Nel testo, dialogico, un insegnante cerca di persuadere il futuro generale greco Alcibiade, ancora "fanciullo", a intrattenere una relazione sessuale. La ragion d'essere della dissertazione, è mettere pesantemente in discussione il concetto di "natura" prevalente nel pensiero filosofico, e soprattutto nella morale, dell'epoca:

«Sono naturali quelle opere a cui la natura ci inclina, de' quali pretende il fine e l'effetto. Se adunque è natural inclinazione veder de' bei fanciulli, come sète voi contra natura? (...) Stimate voi la natura così improvida? È forse ìnvida al nostro bene? Impoverisce ella nelle delizie nostre? Gli si rubba cosa ch'ella non voglia? Se il tutto ha fatto per noi, il tutto a sua gloria è ragionevole che si goda da noi» (p. 51.)

La tormentata vicenda editoriale

Il lavoro ebbe una circolazione semiclandestina o comunque interna alla cerchia filosofico-politica dell'Accademia degli Incogniti, cui Rocco apparteneva, e quindi degli ultimi esponenti del Libertinismo filosofico italiano.

L'indicazione dell'autore, sul frontespizio come "D.P.A." era giocata in modo da poter essere interpretata come "Divini Petri Aretini" ("del divino Pietro Aretino"), mentre in realtà nascondeva la molto più pedestre indicazione "Di Padre Antonio".

L'opera fu così inizialmente creduta dell'Aretino (salvo ovviamente nella cerchia in cui era nato) poi, nel 1850 un opuscolo per bibliofili di Giambattista Baseggio, stampato in soli 16 esemplari, in base a dati stilistici e argomentativi riconosceva correttamente l'appartenenza dell'opera alla cerchia libertina dell'Accademia degli Incogniti, proponendo (stavolta a torto) come autore Ferrante Pallavicino, lo scrittore più celebre della cerchia in quanto aveva pagato con la vita i suoi attacchi alla morale cattolica e alla religione.

Per molti decenni questo libriccino venne così creduto e citato come opera del Pallavicini, anche dopo che nel 1890 Achille Neri aveva rivelato che era stato scritto da Antonio Rocco, dimostrandolo definitivamente grazie ad una lettera inedita di Francesco Loredàn, uno degli esponenti di spicco dell'Accademia degli Incogniti (che si riuniva nel suo palazzo), che conosceva bene il Rocco, e che oggi si ritiene possa addirittura essere stato il primo editore.

Messo all'Indice dei libri proibiti, epurato per il suo contenuto "scandaloso", in epoca moderna (quando attrasse l'attenzione dei bibliofili e degli eruditi) ne sopravvivevano solo 10 copie in tutto il mondo.

Nel 1882 il lavoro riapparve per l'editore Jules Gay di Parigi, in sole cento copie, che furono in gran parte sequestrate e distrutte.

Tale vicenda ha fatto a lungo di tale libriccino una delle opere a stampa più rare e ricercate.

A sollecitare la ristampa e a preoccupare le autorità non era più, ormai, il contenuto filosofico e anti-religioso, bensì quello erotico.
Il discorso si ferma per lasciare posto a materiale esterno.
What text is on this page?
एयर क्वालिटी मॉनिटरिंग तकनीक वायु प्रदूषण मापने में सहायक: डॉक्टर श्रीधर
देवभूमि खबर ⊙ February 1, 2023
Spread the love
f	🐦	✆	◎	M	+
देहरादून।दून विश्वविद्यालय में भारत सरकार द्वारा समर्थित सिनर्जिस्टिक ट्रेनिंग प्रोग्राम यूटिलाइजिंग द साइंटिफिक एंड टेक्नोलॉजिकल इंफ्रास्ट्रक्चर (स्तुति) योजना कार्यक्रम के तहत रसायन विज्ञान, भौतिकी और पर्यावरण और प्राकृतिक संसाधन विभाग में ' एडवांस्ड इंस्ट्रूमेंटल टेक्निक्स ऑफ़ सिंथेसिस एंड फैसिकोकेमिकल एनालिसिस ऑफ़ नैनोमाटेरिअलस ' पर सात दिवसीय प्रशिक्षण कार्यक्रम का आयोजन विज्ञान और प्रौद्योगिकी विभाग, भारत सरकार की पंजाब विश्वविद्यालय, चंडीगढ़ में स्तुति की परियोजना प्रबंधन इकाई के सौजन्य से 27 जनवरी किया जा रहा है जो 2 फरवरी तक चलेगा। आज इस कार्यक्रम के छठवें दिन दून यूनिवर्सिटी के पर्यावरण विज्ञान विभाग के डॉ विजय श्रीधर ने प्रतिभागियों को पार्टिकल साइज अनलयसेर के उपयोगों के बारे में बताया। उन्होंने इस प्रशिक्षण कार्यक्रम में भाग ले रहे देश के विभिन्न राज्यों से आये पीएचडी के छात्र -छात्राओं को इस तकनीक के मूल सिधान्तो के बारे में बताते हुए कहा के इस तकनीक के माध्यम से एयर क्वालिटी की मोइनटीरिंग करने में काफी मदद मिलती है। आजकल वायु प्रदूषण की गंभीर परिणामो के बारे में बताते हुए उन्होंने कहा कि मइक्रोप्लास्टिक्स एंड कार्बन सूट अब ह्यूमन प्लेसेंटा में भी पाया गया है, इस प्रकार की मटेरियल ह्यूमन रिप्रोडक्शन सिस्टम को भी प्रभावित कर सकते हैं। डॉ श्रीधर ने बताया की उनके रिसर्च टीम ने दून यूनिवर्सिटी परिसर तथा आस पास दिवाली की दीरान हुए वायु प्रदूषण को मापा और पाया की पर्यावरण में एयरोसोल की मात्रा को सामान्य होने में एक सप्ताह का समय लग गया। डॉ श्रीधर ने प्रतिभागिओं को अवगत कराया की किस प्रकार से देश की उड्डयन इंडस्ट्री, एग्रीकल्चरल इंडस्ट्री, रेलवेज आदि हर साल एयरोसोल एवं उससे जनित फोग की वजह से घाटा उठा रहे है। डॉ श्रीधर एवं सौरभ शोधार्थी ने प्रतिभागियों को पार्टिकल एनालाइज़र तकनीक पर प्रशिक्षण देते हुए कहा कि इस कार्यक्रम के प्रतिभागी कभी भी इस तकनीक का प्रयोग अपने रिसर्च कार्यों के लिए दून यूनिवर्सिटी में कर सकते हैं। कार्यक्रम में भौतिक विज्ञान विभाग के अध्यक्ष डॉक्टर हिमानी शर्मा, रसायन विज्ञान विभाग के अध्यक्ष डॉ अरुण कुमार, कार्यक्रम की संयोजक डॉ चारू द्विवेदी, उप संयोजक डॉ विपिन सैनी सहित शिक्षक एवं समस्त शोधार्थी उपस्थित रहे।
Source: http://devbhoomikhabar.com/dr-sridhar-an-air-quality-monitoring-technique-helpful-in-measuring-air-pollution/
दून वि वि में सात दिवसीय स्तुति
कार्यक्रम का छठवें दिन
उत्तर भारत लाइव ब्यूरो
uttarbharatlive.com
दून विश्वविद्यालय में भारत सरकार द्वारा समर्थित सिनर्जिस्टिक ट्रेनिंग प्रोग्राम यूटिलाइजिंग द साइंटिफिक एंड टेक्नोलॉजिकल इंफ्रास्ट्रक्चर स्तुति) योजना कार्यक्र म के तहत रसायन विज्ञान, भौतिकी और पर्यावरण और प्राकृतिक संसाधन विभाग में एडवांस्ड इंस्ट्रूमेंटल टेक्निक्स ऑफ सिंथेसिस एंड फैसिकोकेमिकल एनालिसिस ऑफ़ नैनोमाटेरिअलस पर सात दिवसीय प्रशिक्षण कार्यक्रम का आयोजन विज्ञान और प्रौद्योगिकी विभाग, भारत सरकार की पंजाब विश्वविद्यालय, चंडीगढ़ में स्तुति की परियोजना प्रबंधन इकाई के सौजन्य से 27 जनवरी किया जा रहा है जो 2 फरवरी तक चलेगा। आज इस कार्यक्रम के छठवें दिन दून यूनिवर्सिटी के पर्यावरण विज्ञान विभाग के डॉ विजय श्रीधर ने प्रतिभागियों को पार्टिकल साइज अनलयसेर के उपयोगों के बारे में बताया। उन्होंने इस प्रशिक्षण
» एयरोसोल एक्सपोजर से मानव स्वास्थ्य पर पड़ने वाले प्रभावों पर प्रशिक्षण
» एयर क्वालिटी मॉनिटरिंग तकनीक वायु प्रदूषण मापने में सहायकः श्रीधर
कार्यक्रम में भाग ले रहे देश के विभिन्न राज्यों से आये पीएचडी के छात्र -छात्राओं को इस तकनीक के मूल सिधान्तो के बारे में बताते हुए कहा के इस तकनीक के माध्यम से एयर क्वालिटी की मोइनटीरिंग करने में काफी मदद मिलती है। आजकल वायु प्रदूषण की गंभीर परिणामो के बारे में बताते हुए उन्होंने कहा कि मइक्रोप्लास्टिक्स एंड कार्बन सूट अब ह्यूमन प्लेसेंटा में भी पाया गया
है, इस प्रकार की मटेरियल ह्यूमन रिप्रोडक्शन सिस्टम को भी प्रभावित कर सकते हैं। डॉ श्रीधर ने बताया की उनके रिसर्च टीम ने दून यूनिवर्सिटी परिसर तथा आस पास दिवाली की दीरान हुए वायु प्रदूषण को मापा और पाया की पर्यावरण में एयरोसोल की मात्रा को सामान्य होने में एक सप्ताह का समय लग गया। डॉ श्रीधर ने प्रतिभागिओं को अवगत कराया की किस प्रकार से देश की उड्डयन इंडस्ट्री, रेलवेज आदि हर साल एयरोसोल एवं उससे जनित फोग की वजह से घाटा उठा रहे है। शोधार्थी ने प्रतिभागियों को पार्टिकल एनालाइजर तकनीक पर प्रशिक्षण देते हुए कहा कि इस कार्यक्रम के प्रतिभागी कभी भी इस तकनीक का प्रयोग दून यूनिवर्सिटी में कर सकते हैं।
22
Si noti però che il libretto non indulge nella descrizione di atti sessuali, limitandosi ad argomentare sui motivi per cui il rapporto fra persone dello stesso sesso non possa essere considerato "contro natura" e sia anzi raccomandabile.

Nel 1988 ne ha infine curato un'edizione critica la studiosa Laura Coci, che aveva identificato negli originali superstiti due diverse edizioni del testo.

Da tale riedizione hanno preso il via anche alcune traduzioni moderne in lingua straniera.